Home

Awesome

Federated Domain Generalization Benchmark

This is the git repo of Benchmarking Algorithms for Domain Generalization in Federated Learning.

Available methods

Environment preparation

conda create  --name <env> --file requirements.txt

Prepare Datasets

All datasets derived from Wilds Datasets. We also implement femnist and PACS datasets. Here's the backup link if ones in the code do not work. pacs and femnist

Preparing metadata.csv and RELEASE_v1.0.txt

For PACS and FEMNIST dataset, please put

resources/femnist_v1.0/* 

and

resources/pacs_v1.0/* 

into your dataset directory.

Preparing fourier transformation

Some methods require fourier transformation. To accelerate training, we should prepare the transformation data in advance. Please first load the scripts in the scripts path. Note: Please config the root_path in the script.

Prepare WanDB.

First, please register an account on WanDB. Then in wandb_env.py, fill in the entity name and the project name (You could name another name for your project).

Setup the global config.

Run Experiments

To run the experiments, simply prepare your config file $config_path, and run

python main.py --config_file $config_path

For example, to run fedavg-erm with centralized learning on iwildcam, run

python main.py --config_file ./config/ERM/iwildcam/centralized.json

Run Sweep

To sweep over hyperparameters, simply prepare your config file $sweep_path, and run

python sweep.py --sweep_config $config_path

For example, to sweep the learning rate of fedavg-erm on CelebA, run

python sweep.py --sweep_config sweep/hparam_search/celeba/erm_hs.json

Contributing New Dataset and Methods

Dataset

We support all datasets derived from WILDSDataset in Wilds Benchmark. You need to modify the main.py file to import the class manually. If the dataset is image dataset and will run FedDG, please preprocess the dataset. You can follow our demo code in script/. After that, you will need to create a fourier version of the dataset class just like we did in src/datasets.py. Don't forget to edit the main.py to import this class as well.

Dataset Bundle

This object is a code configuration. We put dataset related configuration like the domain fields, resolution, data transforms, loss functions, number of classes, etc, here. Please read the code src/dataset_bundle.py for reference.
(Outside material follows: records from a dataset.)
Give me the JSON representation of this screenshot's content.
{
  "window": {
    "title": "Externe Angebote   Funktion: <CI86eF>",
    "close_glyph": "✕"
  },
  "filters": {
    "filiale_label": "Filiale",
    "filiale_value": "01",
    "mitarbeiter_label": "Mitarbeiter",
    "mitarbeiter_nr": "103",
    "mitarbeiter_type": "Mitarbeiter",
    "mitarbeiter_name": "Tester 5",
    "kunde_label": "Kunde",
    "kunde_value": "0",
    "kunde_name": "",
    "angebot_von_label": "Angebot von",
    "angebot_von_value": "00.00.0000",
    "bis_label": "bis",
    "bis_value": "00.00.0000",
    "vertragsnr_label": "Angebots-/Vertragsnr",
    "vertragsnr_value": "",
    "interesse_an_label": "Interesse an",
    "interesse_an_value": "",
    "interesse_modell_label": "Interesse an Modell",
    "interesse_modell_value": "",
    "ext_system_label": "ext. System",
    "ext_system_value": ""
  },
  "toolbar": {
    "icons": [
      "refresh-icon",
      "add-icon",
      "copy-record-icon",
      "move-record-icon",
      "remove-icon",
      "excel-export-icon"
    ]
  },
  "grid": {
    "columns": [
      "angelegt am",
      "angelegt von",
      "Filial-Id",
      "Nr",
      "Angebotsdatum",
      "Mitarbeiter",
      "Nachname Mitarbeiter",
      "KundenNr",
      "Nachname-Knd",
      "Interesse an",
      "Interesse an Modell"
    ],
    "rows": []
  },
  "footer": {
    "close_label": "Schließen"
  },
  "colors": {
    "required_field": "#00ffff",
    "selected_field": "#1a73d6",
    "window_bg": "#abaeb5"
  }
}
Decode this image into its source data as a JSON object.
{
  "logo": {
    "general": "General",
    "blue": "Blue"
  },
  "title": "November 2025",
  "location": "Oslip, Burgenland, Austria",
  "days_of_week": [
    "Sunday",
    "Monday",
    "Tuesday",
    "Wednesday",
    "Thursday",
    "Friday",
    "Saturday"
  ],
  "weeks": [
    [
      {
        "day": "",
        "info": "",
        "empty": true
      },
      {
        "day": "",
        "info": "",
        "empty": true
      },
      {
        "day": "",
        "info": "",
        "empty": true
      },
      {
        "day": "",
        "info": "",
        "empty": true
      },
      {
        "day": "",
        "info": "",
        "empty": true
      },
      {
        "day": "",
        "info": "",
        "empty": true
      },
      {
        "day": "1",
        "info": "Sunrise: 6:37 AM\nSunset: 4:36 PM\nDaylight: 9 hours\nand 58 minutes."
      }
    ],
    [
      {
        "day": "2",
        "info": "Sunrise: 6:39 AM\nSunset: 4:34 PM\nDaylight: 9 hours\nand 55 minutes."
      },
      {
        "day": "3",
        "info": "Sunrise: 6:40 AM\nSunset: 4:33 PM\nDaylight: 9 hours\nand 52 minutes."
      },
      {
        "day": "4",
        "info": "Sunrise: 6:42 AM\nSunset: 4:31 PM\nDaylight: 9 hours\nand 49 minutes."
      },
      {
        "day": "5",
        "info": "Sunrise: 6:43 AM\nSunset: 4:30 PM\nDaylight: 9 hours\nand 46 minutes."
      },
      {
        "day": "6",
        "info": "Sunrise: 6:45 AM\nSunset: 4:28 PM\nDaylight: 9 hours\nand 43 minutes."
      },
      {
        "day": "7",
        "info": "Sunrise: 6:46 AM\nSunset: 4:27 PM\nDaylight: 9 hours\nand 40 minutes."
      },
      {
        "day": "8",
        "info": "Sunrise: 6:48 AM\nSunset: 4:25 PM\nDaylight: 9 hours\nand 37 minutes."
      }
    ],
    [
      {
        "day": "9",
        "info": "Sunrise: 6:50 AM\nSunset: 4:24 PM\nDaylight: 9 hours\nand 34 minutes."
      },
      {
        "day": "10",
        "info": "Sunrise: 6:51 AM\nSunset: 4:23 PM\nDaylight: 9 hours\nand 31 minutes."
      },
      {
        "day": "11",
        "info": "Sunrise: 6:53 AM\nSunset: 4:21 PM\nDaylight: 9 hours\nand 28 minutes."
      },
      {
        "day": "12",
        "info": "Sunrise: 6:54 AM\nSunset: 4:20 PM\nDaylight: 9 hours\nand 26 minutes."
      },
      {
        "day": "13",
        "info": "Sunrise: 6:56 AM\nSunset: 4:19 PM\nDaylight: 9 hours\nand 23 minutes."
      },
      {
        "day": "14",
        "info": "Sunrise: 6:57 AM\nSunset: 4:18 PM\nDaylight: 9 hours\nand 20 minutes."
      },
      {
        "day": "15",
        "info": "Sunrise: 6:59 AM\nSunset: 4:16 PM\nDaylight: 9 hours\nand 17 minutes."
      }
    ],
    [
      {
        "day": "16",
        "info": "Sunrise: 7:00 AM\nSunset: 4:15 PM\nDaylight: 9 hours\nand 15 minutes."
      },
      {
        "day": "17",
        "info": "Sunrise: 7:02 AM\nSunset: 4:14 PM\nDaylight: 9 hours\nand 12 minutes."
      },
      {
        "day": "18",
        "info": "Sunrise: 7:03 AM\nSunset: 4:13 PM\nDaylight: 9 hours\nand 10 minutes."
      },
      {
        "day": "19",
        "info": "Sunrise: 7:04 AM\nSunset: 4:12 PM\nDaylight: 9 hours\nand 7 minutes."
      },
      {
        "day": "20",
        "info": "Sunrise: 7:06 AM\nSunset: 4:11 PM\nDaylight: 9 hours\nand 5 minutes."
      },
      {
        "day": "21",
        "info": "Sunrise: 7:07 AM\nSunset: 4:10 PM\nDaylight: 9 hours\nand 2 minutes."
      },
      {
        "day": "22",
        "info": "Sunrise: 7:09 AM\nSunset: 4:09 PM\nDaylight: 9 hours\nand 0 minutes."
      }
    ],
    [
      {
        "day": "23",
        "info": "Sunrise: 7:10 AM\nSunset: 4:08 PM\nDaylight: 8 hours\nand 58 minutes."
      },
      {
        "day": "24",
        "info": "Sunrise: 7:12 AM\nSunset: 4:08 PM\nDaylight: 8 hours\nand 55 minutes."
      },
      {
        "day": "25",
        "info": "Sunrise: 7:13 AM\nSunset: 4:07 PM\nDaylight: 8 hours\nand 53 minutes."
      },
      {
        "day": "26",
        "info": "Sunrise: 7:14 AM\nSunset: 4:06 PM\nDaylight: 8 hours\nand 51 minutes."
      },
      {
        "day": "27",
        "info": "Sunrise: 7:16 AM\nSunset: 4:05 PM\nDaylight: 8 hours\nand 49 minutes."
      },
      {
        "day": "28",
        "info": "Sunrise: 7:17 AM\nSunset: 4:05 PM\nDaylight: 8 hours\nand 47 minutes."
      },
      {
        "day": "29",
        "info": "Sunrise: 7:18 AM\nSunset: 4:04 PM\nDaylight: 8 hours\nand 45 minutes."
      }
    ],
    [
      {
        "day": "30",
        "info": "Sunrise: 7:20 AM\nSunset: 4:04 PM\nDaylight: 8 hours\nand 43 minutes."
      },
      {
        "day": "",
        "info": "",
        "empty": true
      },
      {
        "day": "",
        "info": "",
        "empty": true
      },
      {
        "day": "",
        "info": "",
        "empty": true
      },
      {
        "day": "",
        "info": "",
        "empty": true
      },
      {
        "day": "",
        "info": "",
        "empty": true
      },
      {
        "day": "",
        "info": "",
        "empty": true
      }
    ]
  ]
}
⚠️ Note: the bundle class should be named exactly the same as the dataset class name.

Methods

src/server.py and src/client.py contain the server side and client side method respectively. You could write your own server and client class as long as the interface with main.py is compatible. Or you can derive from our classes.

Server

All our methods in the server side are derived from the FedAvg class. This is a basic class define the behaviour of the client management, model transmition and collection, data aggreagation, client sampling, etc. Please derive from FedAvg and include your method. For instance, if your method has a different aggregation rule than FedAvg, just derive from FedAvg and reimplement aggregate method.

Client

All our methods in the client side are derived from the ERM class. fit method defines the overall training bewteen two communications. process_batch defines the pre-processing of one batch of data sample, and step defines one step of the objective updates.

Most of time, you only need to re-implement the step method. In your method follows different procedure compared to ERM, you may need to reimplement fit method.

⚠️ Note: Don't forget to derive the init method and include your own hyperparameter initialization.